Thousands of people from around the world, many draped in Israeli flags, paid homage to the victims of the Holocaust on Thursday with a sombre march from the barracks of Auschwitz to nearby Birkenau.

Organizers of the March of the Living, held annually on Israel's Holocaust Remembrance Day, said about 10,000 participated in the event in southern Poland, occupied by Nazi Germany during World War II.

Among them were about 150 Holocaust survivors, Israel's justice minister, Knesset members and people from 42 countries who voiced a wide range of emotions: deep grief at the loss of 6 million Jews, joy at the continued existence of the Jewish people and hope that the many young people taking part means the world will continue to remember.

"My grandparents of blessed memory died in the Holocaust along with five of their seven children and I am here to say memorial prayers for them, out of respect and out of hope they are resting in peace," said Michael Berks, 77, of Chapel Hill, North Carolina.

The marchers gathered under the infamous gate at Auschwitz bearing the sadist Nazi motto "Arbeit Macht Frei" (Work Will Set You Free). The chief rabbi of Tel Aviv, Yisrael Meir Lau, an Auschwitz survivor from Poland, marched at the head of the group holding Torah scrolls.

The long line of people then proceeded, some in silence, some singing Hebrew songs, about three kilometres (two miles) to Birkenau, where most of the 1.1 million victims of the Auschwitz-Birkenau complex were killed in gas chambers.

As they arrived at the gates of Birkenau, some bowed their heads or knelt down to pray at the railway tracks that brought victims to the extermination camp from across Europe. Some wept as they prayed alone, others as they gathered in small groups, hugging friends.

As a group from the United States approached the tracks, two survivors who had not met before, realizing they were both survivors, began chatting, exchanging information about their wartimes experiences.

The sight of the two elderly survivors caught the attention of those nearby, causing an interested group to surround the two, who at times struggled to hear and understand each other well. One of them, Salomon Birenbaum, wore a cap with stripes that recalled the prisoner garb at the camp. People wept as they watched, with some uttering "God bless you."

Then, the other survivor Anneliese Nossbaum, who was in a wheelchair, caught sight of the railroad tracks — her first sight of them since she was an inmate there.

"Why didn't they bomb those tracks? Why didn't the outside world help?
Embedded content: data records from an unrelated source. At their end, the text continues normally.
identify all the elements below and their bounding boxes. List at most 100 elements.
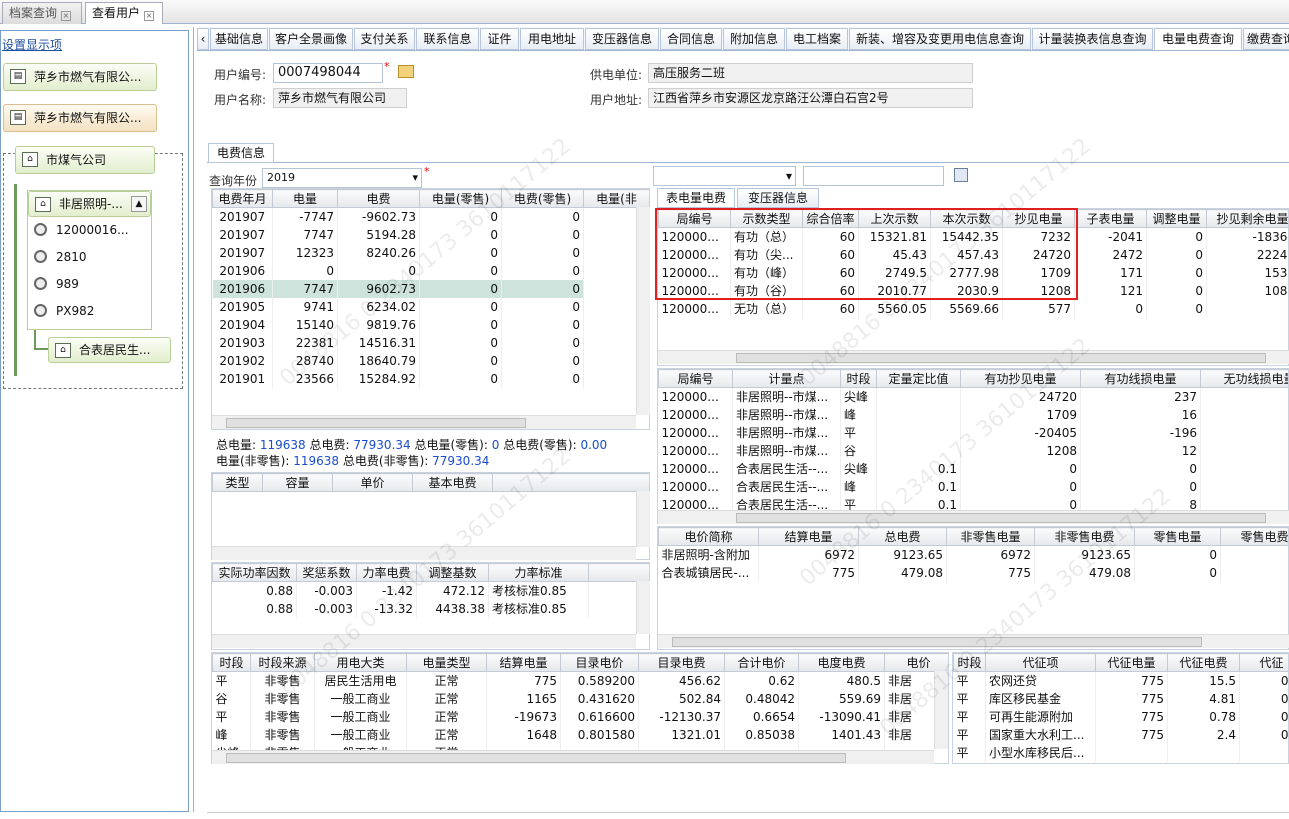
table-row[interactable]: 201907 12323 8240.26 0 0 (212, 243, 650, 262)
col-header: 结算电量 (758, 527, 859, 546)
table-cell: 6972 (946, 545, 1035, 564)
tree-item-label: 12000016... (56, 223, 129, 237)
table-row[interactable]: 201904 15140 9819.76 0 0 (212, 315, 650, 334)
tree-item-label: 989 (56, 277, 79, 291)
tree-node-org-1[interactable]: ▤ 萍乡市燃气有限公... (3, 63, 157, 91)
table-row[interactable]: 120000... 合表居民生活--... 尖峰 0.1 0 0 (658, 459, 1288, 478)
tab-scroll-left-icon[interactable]: ‹ (197, 28, 209, 50)
capacity-vscroll[interactable] (636, 491, 650, 547)
table-cell: 2472 (1074, 245, 1147, 264)
table-row[interactable]: 0.88 -0.003 -13.32 4438.38 考核标准0.85 (212, 599, 650, 618)
tab-payment-query[interactable]: 缴费查询 (1243, 28, 1289, 50)
tab-customer-profile[interactable]: 客户全景画像 (269, 28, 353, 50)
collapse-icon[interactable]: ▲ (131, 196, 147, 212)
price-hscroll[interactable] (658, 634, 1289, 648)
detail-vscroll[interactable] (934, 671, 948, 749)
tree-node-gas-company[interactable]: ⌂ 市煤气公司 (15, 146, 155, 174)
table-row[interactable]: 201902 28740 18640.79 0 0 (212, 351, 650, 370)
table-row[interactable]: 平库区移民基金7754.810.0 (953, 689, 1288, 708)
table-row[interactable]: 201907 7747 5194.28 0 0 (212, 225, 650, 244)
tab-fee-info[interactable]: 电费信息 (208, 143, 274, 163)
tab-new-install[interactable]: 新装、增容及变更用电信息查询 (849, 28, 1031, 50)
tab-contract[interactable]: 合同信息 (660, 28, 722, 50)
table-row[interactable]: 201901 23566 15284.92 0 0 (212, 369, 650, 388)
col-header: 时段 (953, 653, 986, 672)
tab-transformer[interactable]: 变压器信息 (585, 28, 659, 50)
table-cell: 0 (419, 369, 502, 388)
chevron-down-icon[interactable]: ▾ (786, 167, 792, 185)
col-header: 电量 (272, 189, 338, 208)
tab-transformer-info[interactable]: 变压器信息 (737, 188, 819, 208)
meter-select[interactable]: ▾ (653, 166, 796, 186)
tab-additional[interactable]: 附加信息 (723, 28, 785, 50)
table-row[interactable]: 平非零售 居民生活用电 正常 775 0.589200 456.62 0.62 480.5 非居 (212, 671, 948, 690)
capacity-hscroll[interactable] (212, 546, 636, 560)
close-icon[interactable]: × (61, 11, 72, 21)
tree-item-meter[interactable]: 12000016... (30, 217, 129, 243)
table-cell: 0 (1146, 299, 1207, 318)
table-row[interactable]: 201903 22381 14516.31 0 0 (212, 333, 650, 352)
table-cell: 201905 (212, 297, 273, 316)
pf-hscroll[interactable] (212, 634, 636, 648)
table-row[interactable]: 0.88 -0.003 -1.42 472.12 考核标准0.85 (212, 581, 650, 600)
pf-vscroll[interactable] (636, 581, 650, 634)
table-cell: 0 (1146, 227, 1207, 246)
detail-hscroll[interactable] (212, 750, 934, 764)
table-row[interactable]: 平可再生能源附加7750.780.0 (953, 707, 1288, 726)
table-cell: 12323 (272, 243, 338, 262)
tree-item-989[interactable]: 989 (30, 271, 79, 297)
table-row[interactable]: 201907 -7747 -9602.73 0 0 (212, 207, 650, 226)
tab-archive-query[interactable]: 档案查询 × (2, 2, 82, 24)
tab-payment[interactable]: 支付关系 (354, 28, 415, 50)
tab-view-user[interactable]: 查看用户 × (85, 2, 163, 24)
col-header: 电费年月 (212, 189, 273, 208)
table-row[interactable]: 120000... 合表居民生活--... 峰 0.1 0 0 (658, 477, 1288, 496)
tab-electrician[interactable]: 电工档案 (786, 28, 848, 50)
tab-meter-change[interactable]: 计量装换表信息查询 (1032, 28, 1153, 50)
table-row[interactable]: 平农网还贷77515.50.0 (953, 671, 1288, 690)
table-row[interactable]: 201906 0 0 0 0 (212, 261, 650, 280)
tree-connector (14, 184, 17, 376)
folder-search-icon[interactable] (398, 65, 414, 78)
tab-meter-fee[interactable]: 表电量电费 (657, 188, 735, 208)
table-cell: -0.003 (296, 581, 357, 600)
table-row[interactable]: 201906 7747 9602.73 0 0 (212, 279, 650, 298)
close-icon[interactable]: × (144, 11, 155, 21)
table-cell: 201906 (212, 261, 273, 280)
tab-contact[interactable]: 联系信息 (416, 28, 479, 50)
table-row[interactable]: 120000... 非居照明--市煤... 峰 1709 16 (658, 405, 1288, 424)
table-row[interactable]: 120000... 非居照明--市煤... 尖峰 24720 237 (658, 387, 1288, 406)
table-row[interactable]: 平国家重大水利工...7752.40.0 (953, 725, 1288, 744)
table-row[interactable]: 平小型水库移民后... (953, 743, 1288, 762)
tab-fee-query[interactable]: 电量电费查询 (1154, 28, 1242, 50)
col-header: 电价简称 (658, 527, 759, 546)
table-row[interactable]: 120000... 非居照明--市煤... 谷 1208 12 (658, 441, 1288, 460)
tree-node-org-2[interactable]: ▤ 萍乡市燃气有限公... (3, 104, 157, 132)
point-hscroll[interactable] (658, 510, 1289, 524)
table-row[interactable]: 非居照明-含附加 6972 9123.65 6972 9123.65 0 (658, 545, 1288, 564)
tab-address[interactable]: 用电地址 (520, 28, 584, 50)
meter-hscroll[interactable] (658, 350, 1289, 364)
table-cell: 0 (1074, 299, 1147, 318)
table-row[interactable]: 峰非零售 一般工商业 正常 1648 0.801580 1321.01 0.85038 140… (212, 725, 948, 744)
tab-certificate[interactable]: 证件 (480, 28, 519, 50)
fee-table-hscroll[interactable] (212, 415, 636, 429)
chevron-down-icon[interactable]: ▾ (412, 169, 418, 187)
meter-filter-input[interactable] (803, 166, 944, 186)
user-no-input[interactable]: 0007498044 (273, 63, 383, 83)
fee-table-vscroll[interactable] (636, 207, 650, 415)
table-row[interactable]: 120000...无功（总）605560.055569.66577000 (658, 299, 1288, 318)
table-row[interactable]: 平非零售 一般工商业 正常 -19673 0.616600 -12130.37 0.6654… (212, 707, 948, 726)
table-row[interactable]: 201905 9741 6234.02 0 0 (212, 297, 650, 316)
year-select[interactable]: 2019 ▾ (262, 168, 422, 188)
tree-node-nonresidential[interactable]: ⌂ 非居照明-... ▲ (28, 191, 151, 217)
tree-item-px982[interactable]: PX982 (30, 298, 94, 324)
calendar-icon[interactable] (954, 168, 968, 182)
table-row[interactable]: 合表城镇居民-... 775 479.08 775 479.08 0 (658, 563, 1288, 582)
tab-basic-info[interactable]: 基础信息 (210, 28, 268, 50)
table-row[interactable]: 谷非零售 一般工商业 正常 1165 0.431620 502.84 0.48042 559.… (212, 689, 948, 708)
tree-node-combined-residential[interactable]: ⌂ 合表居民生... (48, 337, 171, 363)
tree-item-2810[interactable]: 2810 (30, 244, 87, 270)
table-row[interactable]: 120000... 非居照明--市煤... 平 -20405 -196 (658, 423, 1288, 442)
display-settings-link[interactable]: 设置显示项 (2, 36, 62, 53)
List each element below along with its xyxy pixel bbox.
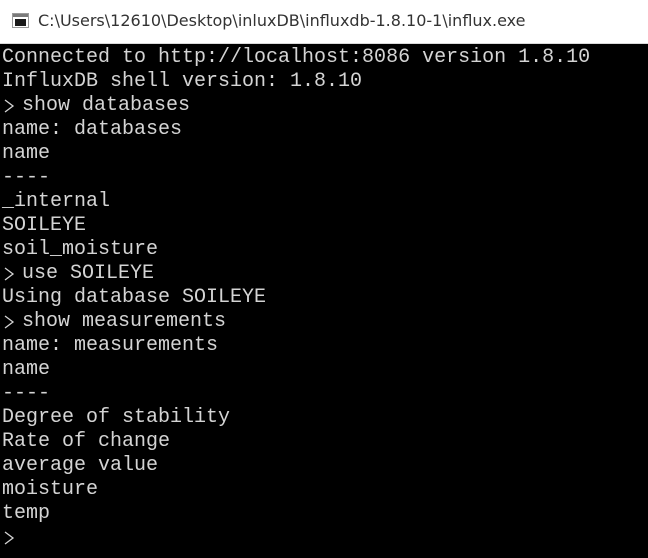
output-line: ----	[2, 166, 51, 189]
chevron-right-icon	[2, 310, 22, 334]
input-prompt-line[interactable]	[2, 526, 646, 550]
output-line: name: databases	[2, 118, 183, 141]
title-bar[interactable]: C:\Users\12610\Desktop\inluxDB\influxdb-…	[0, 0, 648, 44]
output-line: Rate of change	[2, 430, 171, 453]
output-line: moisture	[2, 478, 99, 501]
command-text: show databases	[22, 94, 191, 117]
command-text: show measurements	[22, 310, 227, 333]
command-line: show databases	[2, 94, 646, 118]
console-app-icon[interactable]	[12, 13, 29, 28]
output-line: InfluxDB shell version: 1.8.10	[2, 70, 363, 93]
output-line: average value	[2, 454, 159, 477]
output-line: _internal	[2, 190, 111, 213]
output-line: temp	[2, 502, 51, 525]
output-line: soil_moisture	[2, 238, 159, 261]
output-line: name: measurements	[2, 334, 219, 357]
chevron-right-icon	[2, 526, 22, 550]
console-window: C:\Users\12610\Desktop\inluxDB\influxdb-…	[0, 0, 648, 558]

The world failed us," she said.

"That's why there is Israel now," interjected a woman from the United States.

Several people lit little candles and placed them on the tracks but the flames were extinguished quickly by the wind and a sudden rain that fell as people made their ways to the crematoria, now sunken ruins in the earth.

People also left personal messages along the tracks. "Today I march for those who cannot. NEVER FORGET THE 6 MIL," read one.